Fliegender Wechsel am Herd
Von Birgitta Schörghofer | Aktualisiert vor 109 Tagen

Rührt mit seinen fliegenden Köchen um: Andreas Zopf (links). Rechts Peter Lammer. Bild: SN/Andreas Kolarik
Andreas Zopf ist einer, der lang selbst am Herd gestanden ist. Er kennt die Höhen und Tiefen im Gastgewerbe, die vielen Überstunden, die schlechte Bezahlung, den Wanderzirkus von einem Haus zum nächsten. "Köche", erklärt Zopf, "sind ja eigentlich alle verrückt."

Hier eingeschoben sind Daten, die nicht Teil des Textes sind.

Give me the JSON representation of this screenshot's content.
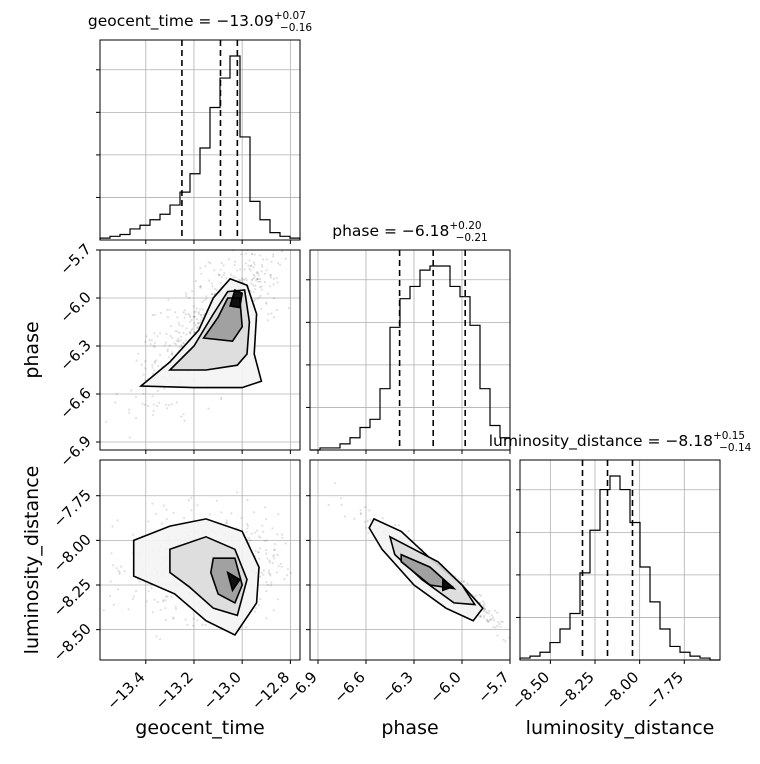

Selbst hat er der Gastroküche den Rücken gekehrt, doch als Chef der Salzburger Leasingfirma "Die fliegenden Köche" rührt Zopf nach wie vor in der Branche um. 22 Köche in Vollzeit hat er angestellt, ausgerückt wird tage- und wochenweise oder als Saisonkraft. Gekocht wird in Schihütten und Hotels genauso wie in Haubenlokalen oder als Caterer bei Events. 25.000 Stunden habe er 2007 im ersten Jahr verkauft, vergangenes Jahr seien es 60.000 gewesen. Worauf Zopf besonderen Wert legt: "Meine Köche sind heimische Spitzenkräfte."
Warum er - mit Ausnahme Deutschland - bis heute nur rot-weiß-rotes Personal beschäftigt, habe mehrere Gründe. Einer lautet: "Köche aus dem Osten gehen ein Mal als Leasingkoch und sagen dann zum Chef: ,Ich mach’ dir das billiger.‘" Er, sagt Zopf, bezahle seine Kräfte nach dem Zeitarbeiter-Kollektivvertrag, "der ist deutlicher höher als der Gastro-KV". Seine Überzeugung: "Köche sollen so verdienen, dass sie von ihrem Lohn leben können."
Dass gute Gehälter in der Branche die Ausnahme sind, zeigte zuletzt auch der Arbeitsklimaindex Tourismus 2011. 51 Prozent der befragten Beschäftigten erklärten, mit ihrem Gehalt gerade über die Runden zu kommen. 14 Prozent sagten, von ihrem Lohn nicht leben zu können.
Andreas Zopf meint, einen Grund gefunden zu haben, warum die Branche im Niedriglohntal verharrt: "Viele Hoteliers sind hoch verschuldet. Es sind nur noch die Bilanzen für die Banken wichtig." Weil "bei den Preisen nichts mehr geht", werde bei den Lohnkosten gespart.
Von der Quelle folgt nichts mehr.